The JOVE Bulletin

small logosmall logo The newsletter of NASA's Radio JOVE Project
"Planetary Radio Astronomy for Schools"


DECEMBER 2004 ISSUE - Leonard N. Garcia (QSS Group, Inc.), Editor

Visit our Web Site: http://radiojove.gsfc.nasa.gov
Email Radio JOVE at: rj_project@radiojove.gsfc.nasa.gov

The opinions expressed in this newsletter are those of the authors and not necessarily those of Radio JOVE, or NASA.

CONTENTS

  1. Jupiter 2004/2005 Observing Season
  2. 50 Years of Jupiter Radio Observations: Travels through Space and Time
  3. How Radio JOVE Spent the Summer
  4. Here Comes SSREK!
  5. John Kraus Passes into the Cosmos at Age 94
  6. Observatory Report: Windward Community College Radio Observatory
  7. Observatory Report: University of Florida Radio Observatory
  8. Latest versions of Radio JOVE software
  9. Useful web sites for Radio JOVE
  10. Radio JOVE at a Glance
  11. THE JOVE BULLETIN INFORMATION


Jupiter 2004/2005 Observing Season
by Chuck Higgins (Middle Tennessee State University)

Welcome back Jupiter! The 2004-2005 Jupiter observing season is here! The Jupiter observing season begins about December 1, 2004 and ends about June 30, 2005.

Our new prediction tables are completed for the continental U.S.,and for central Europe (thanks to Ruggero Ulivastro in Nice, France). They are available on the Radio JOVE web site http://radiojove.gsfc.nasa.gov/control/predictions.htm. To make your own prediction tables in your time zone, please use the wonderful prediction software from Jim Sky called Radio-Jupiter Pro. See all his software at http://www.radiosky.com/.
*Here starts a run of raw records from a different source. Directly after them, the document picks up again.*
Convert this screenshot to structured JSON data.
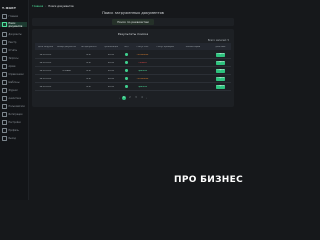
{
  "sidebar": {
    "logo": "Т.ФАКТ",
    "items": [
      {
        "label": "Главная"
      },
      {
        "label": "Поиск документов"
      },
      {
        "label": "Документы"
      },
      {
        "label": "Реестр"
      },
      {
        "label": "Отчёты"
      },
      {
        "label": "Запросы"
      },
      {
        "label": "Архив"
      },
      {
        "label": "Справочники"
      },
      {
        "label": "Шаблоны"
      },
      {
        "label": "Журнал"
      },
      {
        "label": "Аналитика"
      },
      {
        "label": "Пользователи"
      },
      {
        "label": "Интеграции"
      },
      {
        "label": "Настройки"
      },
      {
        "label": "Профиль"
      },
      {
        "label": "Выход"
      }
    ]
  },
  "breadcrumb": {
    "home": "Главная",
    "sep": "›",
    "current": "Поиск документов"
  },
  "page_title": "Поиск загруженных документов",
  "tabs": [
    {
      "label": "Поиск по реквизитам"
    }
  ],
  "results": {
    "title": "Результаты поиска",
    "extra_header": "Всего записей: 5",
    "columns": [
      "Дата загрузки",
      "Номер документа",
      "Тип документа",
      "Организация",
      "ЭЦП",
      "Статус ФНС",
      "Статус проверки",
      "Комментарий",
      "Действие"
    ],
    "rows": [
      {
        "date": "08.09.2023",
        "number": "",
        "type": "ЭСФ",
        "org": "00752",
        "sig": "",
        "status": "Отклонено",
        "status_class": "status-orange",
        "comment": "",
        "action": "Открыть"
      },
      {
        "date": "08.09.2023",
        "number": "",
        "type": "ЭСФ",
        "org": "00752",
        "sig": "",
        "status": "Ошибка",
        "status_class": "status-red",
        "comment": "",
        "action": "Открыть"
      },
      {
        "date": "08.09.2023",
        "number": "ЭСФ888",
        "type": "ЭСФ",
        "org": "00752",
        "sig": "",
        "status": "Принято",
        "status_class": "status-green",
        "comment": "",
        "action": "Открыть"
      },
      {
        "date": "08.09.2023",
        "number": "",
        "type": "ЭСФ",
        "org": "00752",
        "sig": "",
        "status": "Отклонено",
        "status_class": "status-orange",
        "comment": "",
        "action": "Открыть"
      },
      {
        "date": "08.09.2023",
        "number": "",
        "type": "ЭСФ",
        "org": "00752",
        "sig": "",
        "status": "Принято",
        "status_class": "status-green",
        "comment": "",
        "action": "Открыть"
      }
    ]
  },
  "pagination": {
    "pages": [
      "1",
      "2",
      "3",
      "4"
    ],
    "current": "1",
    "prev": "‹",
    "next": "›"
  },
  "watermark": "ПРО БИЗНЕС",
  "colors": {
    "accent": "#2ec27e",
    "background": "#16181b",
    "panel": "#1d2024"
  }
}
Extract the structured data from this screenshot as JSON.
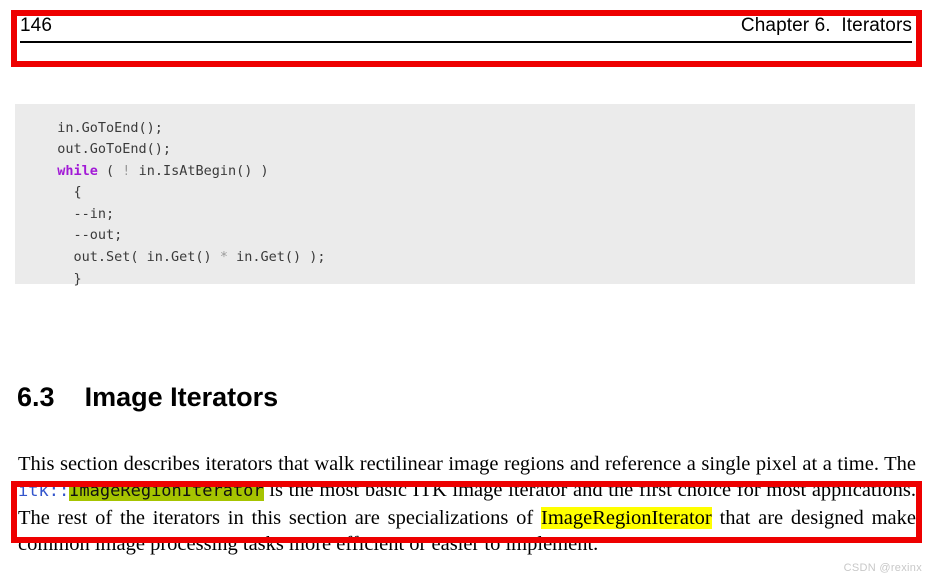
{
  "document": {
    "page_number": "146",
    "chapter_title": "Chapter 6.  Iterators"
  },
  "code_block": {
    "language": "cpp",
    "background_color": "#ebebeb",
    "keyword_color": "#a21ad6",
    "operator_color": "#9a9a9a",
    "lines": [
      {
        "indent": "  ",
        "text": "in.GoToEnd();"
      },
      {
        "indent": "  ",
        "text": "out.GoToEnd();"
      },
      {
        "indent": "  ",
        "keyword": "while",
        "rest": " ( ",
        "operator": "!",
        "rest2": " in.IsAtBegin() )"
      },
      {
        "indent": "    ",
        "text": "{"
      },
      {
        "indent": "    ",
        "text": "--in;"
      },
      {
        "indent": "    ",
        "text": "--out;"
      },
      {
        "indent": "    ",
        "pre": "out.Set( in.Get() ",
        "operator": "*",
        "post": " in.Get() );"
      },
      {
        "indent": "    ",
        "text": "}"
      }
    ]
  },
  "section": {
    "number": "6.3",
    "gap": "    ",
    "title": "Image Iterators"
  },
  "paragraph": {
    "part1": "This section describes iterators that walk rectilinear image regions and reference a single pixel at a time. The ",
    "namespace_prefix": "itk::",
    "highlight_green_text": "ImageRegionIterator",
    "part2": " is the most basic ITK image iterator and the first choice for most applications. The rest of the iterators in this section are specializations of ",
    "highlight_yellow_text": "ImageRegionIterator",
    "part3": " that are designed make common image processing tasks more efficient or easier to implement."
  },
  "annotations": {
    "box_color": "#ee0000",
    "header_box_label": "header-region-highlight",
    "paragraph_box_label": "paragraph-region-highlight"
  },
  "watermark": {
    "text": "CSDN @rexinx"
  }
}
We hope many of you will join us to observe Jupiter with your own radio telescopes. Stay tuned for updates about coordinated observing sessions where many observers can chat online and on the phone during high-probability Jupiter storms.

Great Observing!


50 Years of Jupiter Radio Observations: Travels through Space and Time
by Leonard Garcia (QSS Group, Inc.)

On April 6, 1955, Bernard Burke and Kenneth Franklin, radio astronomers at the Department of Terrestrial Magnetism of the Carnegie Institution of Washington announced that they had detected radio emissions from the planet Jupiter. This discovery effectively marks the birth of the field of planetary radio astronomy (for more details read, "The Discovery of Jupiter's Radio Emissions"). Fifty years later, research in this field continues using data both from ground-based observatories and from spacecraft. The spacecraft data in particular has enabled us to study the unique magnetic and plasma environments of all of the solar system's giant planets.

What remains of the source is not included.